At the post-meeting press conference, Trichet said upside risks to price stability prevail in Eurozone, and that medium-term price stability remains the priority for the apex bank. He also noted that policymakers are not in a hurry to cut rates.
Regarding economic growth, the central bank chief said recent data confirms the weakening of GDP growth in 2008, but, a gradual recovery is expected following the weak episode. The ECB slashed its 2008 economic growth forecast to about 1.4% from 1.8% and its 2009 outlook to 1.2% from 1.5%. The central bank hiked the inflation forecast for 2008 to 3.5% from 3.4% and the prediction for next year to 2.6% from 2.4%.
Trichet reiterated his concern over wage growth, saying policymakers will watch this with “particular attention.” He maintained that risks to price stability remains on the upside and that the current level of interest rates will help achieve the ECB’s mandate of price stability.
Further, Trichet noted that the level of inflation is “worrying” and wage growth is picking up in recent months. The rate-setting committee believes it is imperative to avoid broad second round effects.

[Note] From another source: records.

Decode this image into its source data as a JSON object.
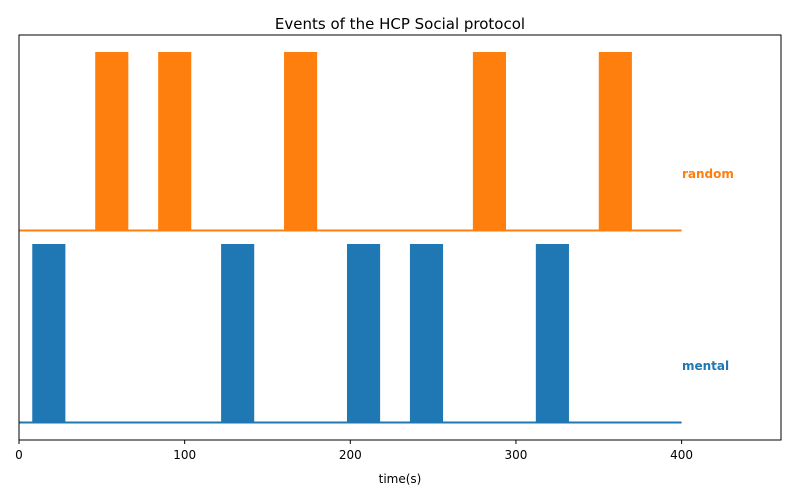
{
  "chart_data": {
    "type": "area",
    "title": "Events of the HCP Social protocol",
    "xlabel": "time(s)",
    "ylabel": "",
    "xlim": [
      0,
      460
    ],
    "x_ticks": [
      0,
      100,
      200,
      300,
      400
    ],
    "x_tick_labels": [
      "0",
      "100",
      "200",
      "300",
      "400"
    ],
    "grid": false,
    "legend": "none",
    "series": [
      {
        "name": "random",
        "color": "#ff7f0e",
        "baseline_end": 400,
        "blocks": [
          [
            46,
            66
          ],
          [
            84,
            104
          ],
          [
            160,
            180
          ],
          [
            274,
            294
          ],
          [
            350,
            370
          ]
        ]
      },
      {
        "name": "mental",
        "color": "#1f77b4",
        "baseline_end": 400,
        "blocks": [
          [
            8,
            28
          ],
          [
            122,
            142
          ],
          [
            198,
            218
          ],
          [
            236,
            256
          ],
          [
            312,
            332
          ]
        ]
      }
    ]
  }
}
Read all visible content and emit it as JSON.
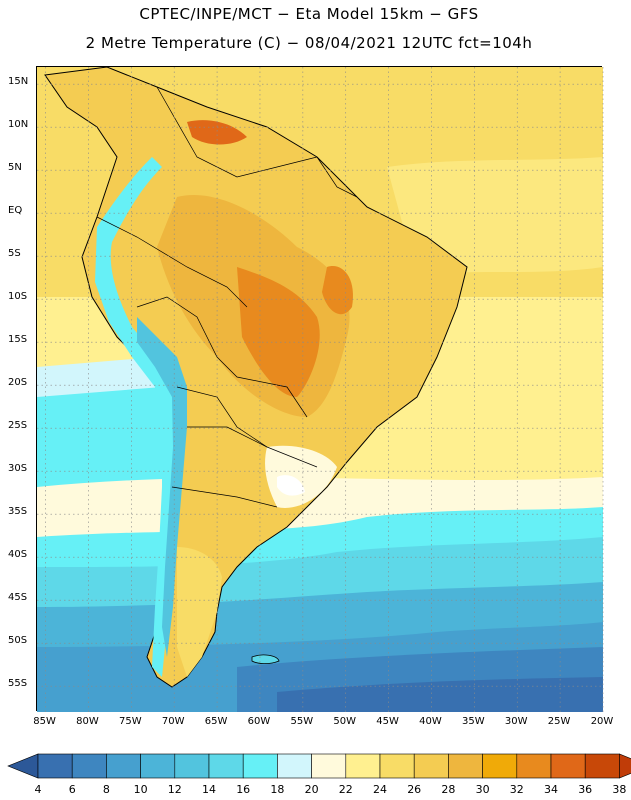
{
  "title_line1": "CPTEC/INPE/MCT −  Eta Model 15km − GFS",
  "title_line2": "2 Metre Temperature (C) − 08/04/2021 12UTC fct=104h",
  "map": {
    "projection": "lat-lon",
    "lon_range": [
      -86,
      -20
    ],
    "lat_range": [
      -58,
      17
    ],
    "lat_ticks": [
      "15N",
      "10N",
      "5N",
      "EQ",
      "5S",
      "10S",
      "15S",
      "20S",
      "25S",
      "30S",
      "35S",
      "40S",
      "45S",
      "50S",
      "55S"
    ],
    "lon_ticks": [
      "85W",
      "80W",
      "75W",
      "70W",
      "65W",
      "60W",
      "55W",
      "50W",
      "45W",
      "40W",
      "35W",
      "30W",
      "25W",
      "20W"
    ],
    "grid": "dotted"
  },
  "colorbar": {
    "labels": [
      "4",
      "6",
      "8",
      "10",
      "12",
      "14",
      "16",
      "18",
      "20",
      "22",
      "24",
      "26",
      "28",
      "30",
      "32",
      "34",
      "36",
      "38"
    ],
    "colors": [
      "#3870b0",
      "#3e86c0",
      "#46a0cf",
      "#4cb4d8",
      "#52c4de",
      "#5ed8e8",
      "#66f0f6",
      "#d2f6fc",
      "#fffadc",
      "#fff090",
      "#f8dc66",
      "#f4cc52",
      "#eeb63e",
      "#f0aa08",
      "#e88a1e",
      "#e06818",
      "#c84808"
    ],
    "under_color": "#2c5898",
    "over_color": "#c03c08"
  }
}
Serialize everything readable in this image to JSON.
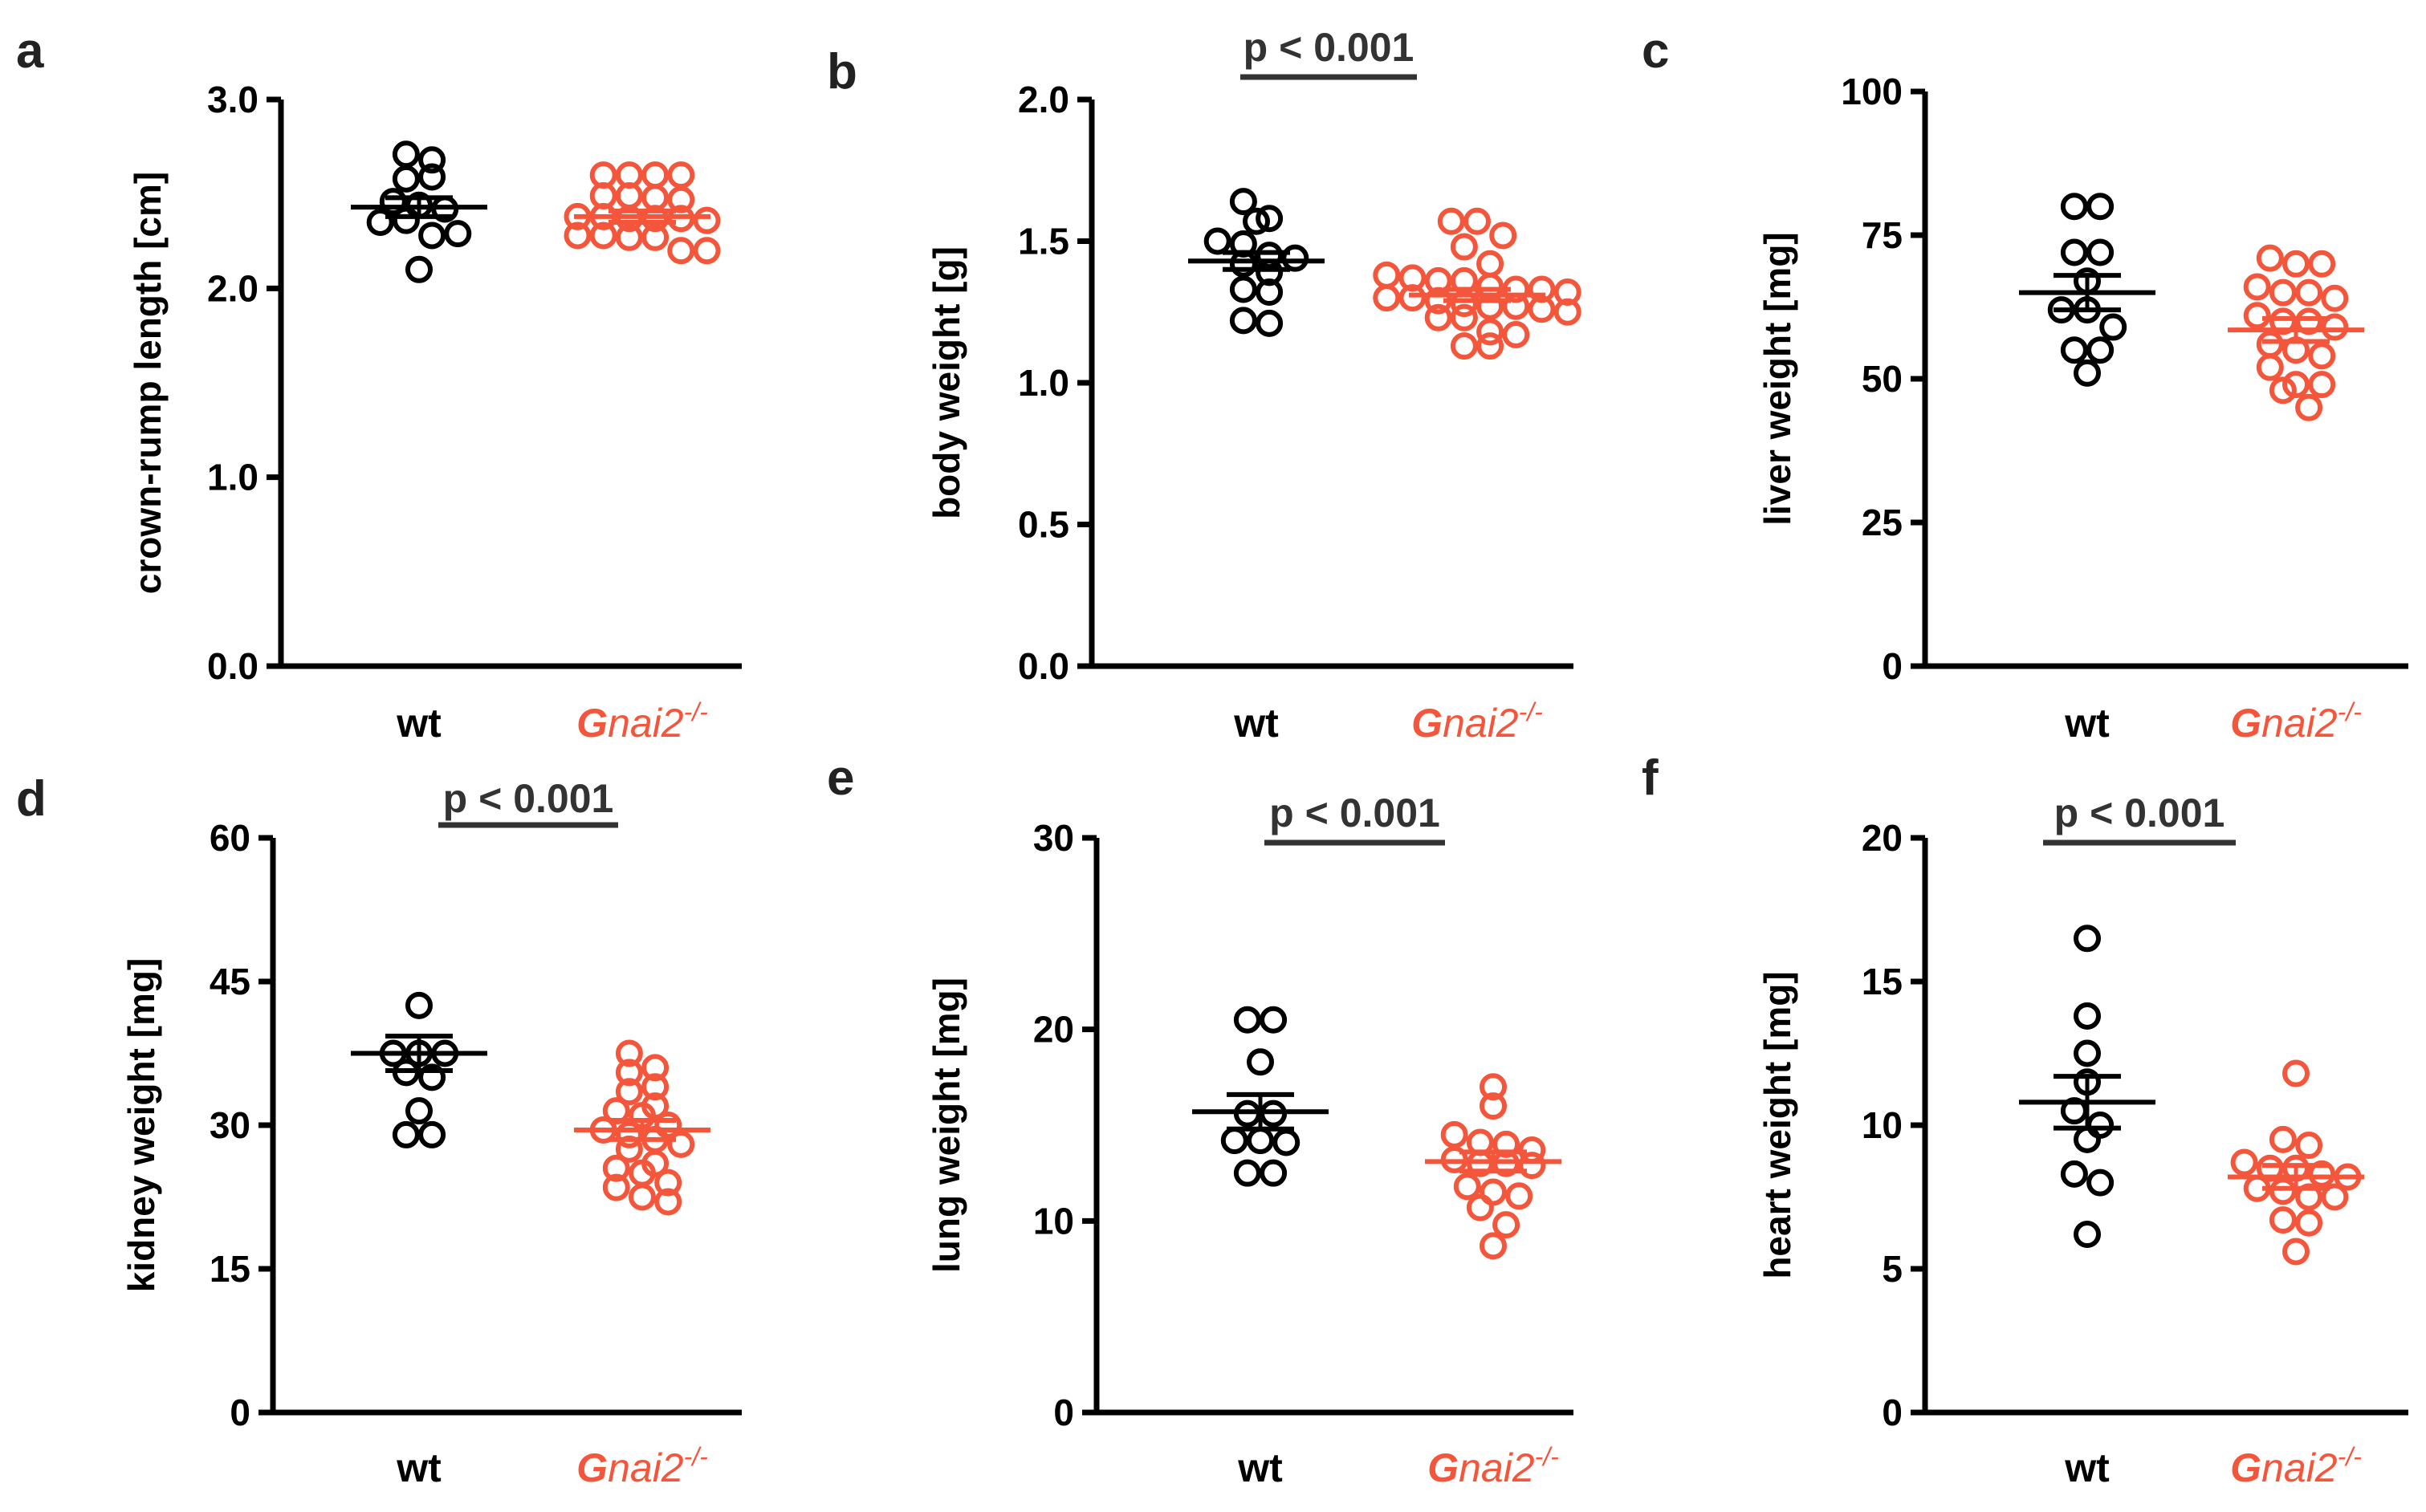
{
  "colors": {
    "wt": "#000000",
    "ko": "#f4563c",
    "bracket": "#333333"
  },
  "group_labels": {
    "wt": "wt",
    "ko_gene": "G",
    "ko_gene_rest": "nai2",
    "ko_superscript": "-/-"
  },
  "chart_data": [
    {
      "panel": "a",
      "type": "scatter",
      "ylabel": "crown-rump length [cm]",
      "ylim": [
        0,
        3.0
      ],
      "yticks": [
        0.0,
        1.0,
        2.0,
        3.0
      ],
      "ytick_labels": [
        "0.0",
        "1.0",
        "2.0",
        "3.0"
      ],
      "categories": [
        "wt",
        "Gnai2-/-"
      ],
      "significance": null,
      "series": [
        {
          "name": "wt",
          "mean": 2.43,
          "sem": 0.05,
          "values": [
            2.71,
            2.68,
            2.58,
            2.59,
            2.46,
            2.44,
            2.42,
            2.35,
            2.36,
            2.28,
            2.29,
            2.1
          ]
        },
        {
          "name": "Gnai2-/-",
          "mean": 2.38,
          "sem": 0.03,
          "values": [
            2.6,
            2.6,
            2.6,
            2.6,
            2.49,
            2.49,
            2.48,
            2.47,
            2.38,
            2.38,
            2.37,
            2.37,
            2.37,
            2.36,
            2.28,
            2.28,
            2.27,
            2.27,
            2.2,
            2.2
          ]
        }
      ]
    },
    {
      "panel": "b",
      "type": "scatter",
      "ylabel": "body weight [g]",
      "ylim": [
        0,
        2.0
      ],
      "yticks": [
        0.0,
        0.5,
        1.0,
        1.5,
        2.0
      ],
      "ytick_labels": [
        "0.0",
        "0.5",
        "1.0",
        "1.5",
        "2.0"
      ],
      "categories": [
        "wt",
        "Gnai2-/-"
      ],
      "significance": "p < 0.001",
      "series": [
        {
          "name": "wt",
          "mean": 1.43,
          "sem": 0.03,
          "values": [
            1.64,
            1.58,
            1.57,
            1.5,
            1.49,
            1.45,
            1.44,
            1.42,
            1.39,
            1.33,
            1.32,
            1.22,
            1.21
          ]
        },
        {
          "name": "Gnai2-/-",
          "mean": 1.31,
          "sem": 0.02,
          "values": [
            1.57,
            1.57,
            1.52,
            1.48,
            1.42,
            1.38,
            1.37,
            1.36,
            1.36,
            1.34,
            1.33,
            1.33,
            1.32,
            1.3,
            1.3,
            1.29,
            1.28,
            1.27,
            1.27,
            1.26,
            1.25,
            1.23,
            1.23,
            1.18,
            1.17,
            1.13,
            1.13
          ]
        }
      ]
    },
    {
      "panel": "c",
      "type": "scatter",
      "ylabel": "liver weight [mg]",
      "ylim": [
        0,
        100
      ],
      "yticks": [
        0,
        25,
        50,
        75,
        100
      ],
      "ytick_labels": [
        "0",
        "25",
        "50",
        "75",
        "100"
      ],
      "categories": [
        "wt",
        "Gnai2-/-"
      ],
      "significance": null,
      "series": [
        {
          "name": "wt",
          "mean": 65,
          "sem": 3,
          "values": [
            80,
            80,
            72,
            72,
            67,
            62,
            62,
            59,
            55,
            55,
            51
          ]
        },
        {
          "name": "Gnai2-/-",
          "mean": 58.5,
          "sem": 2,
          "values": [
            71,
            70,
            70,
            66,
            65,
            65,
            64,
            61,
            60,
            60,
            59,
            56,
            55,
            54,
            52,
            49,
            49,
            48,
            45
          ]
        }
      ]
    },
    {
      "panel": "d",
      "type": "scatter",
      "ylabel": "kidney weight [mg]",
      "ylim": [
        0,
        60
      ],
      "yticks": [
        0,
        15,
        30,
        45,
        60
      ],
      "ytick_labels": [
        "0",
        "15",
        "30",
        "45",
        "60"
      ],
      "categories": [
        "wt",
        "Gnai2-/-"
      ],
      "significance": "p < 0.001",
      "series": [
        {
          "name": "wt",
          "mean": 37.5,
          "sem": 1.8,
          "values": [
            42.5,
            37.5,
            37.5,
            37.5,
            35.5,
            35,
            31.5,
            29,
            29
          ]
        },
        {
          "name": "Gnai2-/-",
          "mean": 29.5,
          "sem": 1.0,
          "values": [
            37.5,
            36,
            35.5,
            34,
            33.5,
            32,
            31.5,
            31,
            30,
            29.5,
            29,
            28.5,
            28,
            27.5,
            26,
            25.5,
            25,
            24,
            23.5,
            22.5,
            22
          ]
        }
      ]
    },
    {
      "panel": "e",
      "type": "scatter",
      "ylabel": "lung weight [mg]",
      "ylim": [
        0,
        30
      ],
      "yticks": [
        0,
        10,
        20,
        30
      ],
      "ytick_labels": [
        "0",
        "10",
        "20",
        "30"
      ],
      "categories": [
        "wt",
        "Gnai2-/-"
      ],
      "significance": "p < 0.001",
      "series": [
        {
          "name": "wt",
          "mean": 15.7,
          "sem": 0.9,
          "values": [
            20.5,
            20.5,
            18.3,
            15.6,
            15.6,
            14.2,
            14.2,
            14.1,
            12.5,
            12.5
          ]
        },
        {
          "name": "Gnai2-/-",
          "mean": 13.1,
          "sem": 0.5,
          "values": [
            17,
            16,
            14.5,
            14.1,
            14.0,
            13.7,
            13.2,
            13.0,
            13.0,
            12.9,
            11.8,
            11.5,
            11.3,
            10.7,
            9.8,
            8.7
          ]
        }
      ]
    },
    {
      "panel": "f",
      "type": "scatter",
      "ylabel": "heart weight [mg]",
      "ylim": [
        0,
        20
      ],
      "yticks": [
        0,
        5,
        10,
        15,
        20
      ],
      "ytick_labels": [
        "0",
        "5",
        "10",
        "15",
        "20"
      ],
      "categories": [
        "wt",
        "Gnai2-/-"
      ],
      "significance": "p < 0.001",
      "series": [
        {
          "name": "wt",
          "mean": 10.8,
          "sem": 0.9,
          "values": [
            16.5,
            13.8,
            12.5,
            11.5,
            10.5,
            10.0,
            9.5,
            8.3,
            8.0,
            6.2
          ]
        },
        {
          "name": "Gnai2-/-",
          "mean": 8.2,
          "sem": 0.4,
          "values": [
            11.8,
            9.5,
            9.3,
            8.7,
            8.5,
            8.5,
            8.3,
            8.2,
            7.8,
            7.7,
            7.5,
            7.5,
            6.7,
            6.6,
            5.6
          ]
        }
      ]
    }
  ]
}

On the other hand, recent data has laid bare growing weakness in different sectors of the economy. In the second quarter, household consumption, a major growth driver in Eurozone, declined 0.2% quarter-on-quarter after recording zero growth in the previous quarter.
The Ifo economic climate indicator for the Eurozone slumped to its lowest level in 15 years in the third quarter as pessimistic assessment on the current economic situation and the outlook for the coming six months increased.
The latest survey conducted by the European Commission showed that the Eurozone economic sentiment index deteriorated, though consumer and services sector confidence measures rose slightly services. However, mounting inflationary pressures continued to impact sentiment in the economy.